Together these hormones decrease potassium levels, increase sodium levels, and increase blood volume and blood pressure.
Aldosterone is secreted in response to elevated levels of renin, and it’s role is to bind to receptors on two types of cells along the distal convoluted tubule of the nephron.
First it stimulates the sodium/potassium ion pumps of the principal cells to work even harder.
These pumps drive potassium from the blood into the cells and from there it flows down its concentration gradient into the tubule to be excreted as urine.
At the same time, the pumps drive sodium in the opposite direction from the cell into the blood, which allows more sodium to flow from the tubule to the cell down its concentration gradient.
Since water often flows with sodium through a process of osmosis, water also moves into the blood, which increases blood volume and therefore blood pressure.
The other function of aldosterone is to stimulate the ATPase pumps in alpha-intercalated cells which causes more protons to get excreted into the urine.
Meanwhile, ion exchangers on the basal surface of the cell move the negatively charged bicarbonate ion into the extracellular space, causing an increase in pH.

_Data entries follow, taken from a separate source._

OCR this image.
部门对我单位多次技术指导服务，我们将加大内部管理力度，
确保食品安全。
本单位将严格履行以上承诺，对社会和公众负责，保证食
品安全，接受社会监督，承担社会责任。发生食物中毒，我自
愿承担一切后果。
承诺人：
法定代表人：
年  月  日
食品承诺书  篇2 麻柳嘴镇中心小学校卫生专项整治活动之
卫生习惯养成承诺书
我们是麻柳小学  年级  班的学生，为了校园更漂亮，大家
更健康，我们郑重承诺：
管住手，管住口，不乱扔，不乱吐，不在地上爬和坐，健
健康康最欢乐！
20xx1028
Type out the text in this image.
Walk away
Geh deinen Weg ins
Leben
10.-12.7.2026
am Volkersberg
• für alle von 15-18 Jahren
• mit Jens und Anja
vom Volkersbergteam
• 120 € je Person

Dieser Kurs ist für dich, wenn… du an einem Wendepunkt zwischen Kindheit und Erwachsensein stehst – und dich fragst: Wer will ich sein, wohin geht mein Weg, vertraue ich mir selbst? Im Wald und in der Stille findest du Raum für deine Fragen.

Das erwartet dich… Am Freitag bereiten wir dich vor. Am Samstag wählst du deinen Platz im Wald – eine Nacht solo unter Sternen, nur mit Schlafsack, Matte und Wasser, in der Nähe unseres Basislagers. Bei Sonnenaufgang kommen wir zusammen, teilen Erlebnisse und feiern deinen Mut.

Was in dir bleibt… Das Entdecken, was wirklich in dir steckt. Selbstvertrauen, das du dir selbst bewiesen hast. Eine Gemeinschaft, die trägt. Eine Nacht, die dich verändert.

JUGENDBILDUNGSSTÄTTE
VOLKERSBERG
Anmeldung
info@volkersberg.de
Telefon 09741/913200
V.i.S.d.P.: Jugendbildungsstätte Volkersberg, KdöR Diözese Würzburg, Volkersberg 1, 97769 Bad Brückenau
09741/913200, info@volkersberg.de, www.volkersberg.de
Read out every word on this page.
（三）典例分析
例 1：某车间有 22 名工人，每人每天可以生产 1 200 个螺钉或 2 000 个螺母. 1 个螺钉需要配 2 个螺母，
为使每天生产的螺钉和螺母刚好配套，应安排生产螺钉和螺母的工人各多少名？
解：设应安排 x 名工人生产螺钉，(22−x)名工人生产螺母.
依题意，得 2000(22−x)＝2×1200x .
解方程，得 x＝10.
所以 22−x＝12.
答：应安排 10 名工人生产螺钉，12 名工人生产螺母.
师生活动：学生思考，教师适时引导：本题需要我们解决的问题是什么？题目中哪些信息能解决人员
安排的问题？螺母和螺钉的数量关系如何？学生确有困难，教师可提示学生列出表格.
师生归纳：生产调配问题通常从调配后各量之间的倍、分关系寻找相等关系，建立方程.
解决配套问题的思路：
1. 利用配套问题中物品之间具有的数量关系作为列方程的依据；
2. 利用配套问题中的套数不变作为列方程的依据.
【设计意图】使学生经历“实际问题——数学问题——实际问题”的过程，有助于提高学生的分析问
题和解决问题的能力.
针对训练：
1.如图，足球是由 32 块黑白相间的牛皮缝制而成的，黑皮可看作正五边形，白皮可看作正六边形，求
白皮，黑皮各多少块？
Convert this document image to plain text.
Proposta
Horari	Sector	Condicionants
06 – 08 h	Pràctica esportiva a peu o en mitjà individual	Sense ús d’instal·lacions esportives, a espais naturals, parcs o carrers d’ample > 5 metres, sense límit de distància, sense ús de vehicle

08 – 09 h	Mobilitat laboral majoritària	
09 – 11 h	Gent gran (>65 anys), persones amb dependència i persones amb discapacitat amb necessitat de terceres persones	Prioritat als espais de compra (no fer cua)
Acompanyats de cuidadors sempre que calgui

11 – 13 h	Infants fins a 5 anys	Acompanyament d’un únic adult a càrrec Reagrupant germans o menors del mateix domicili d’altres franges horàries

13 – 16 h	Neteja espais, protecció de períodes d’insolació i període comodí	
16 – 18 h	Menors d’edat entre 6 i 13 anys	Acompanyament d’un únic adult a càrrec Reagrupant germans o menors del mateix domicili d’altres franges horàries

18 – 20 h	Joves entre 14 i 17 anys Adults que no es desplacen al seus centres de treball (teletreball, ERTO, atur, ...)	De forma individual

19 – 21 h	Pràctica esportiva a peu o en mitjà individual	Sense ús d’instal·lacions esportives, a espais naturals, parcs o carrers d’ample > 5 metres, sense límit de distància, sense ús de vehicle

Hyperaldosteronism can happen due to primary causes which is where the adrenal gland itself is responsible for the excess production of aldosterone.
The most common primary cause is called idiopathic hyperaldosteronism, because the zona glomerulosa has an increase in the number of cells secreting aldosterone, but it’s not really clear why this happens.
The second most common cause is called Conn syndrome and this is where an adenoma or tumor in the glandular epithelial cells secretes too much hormone.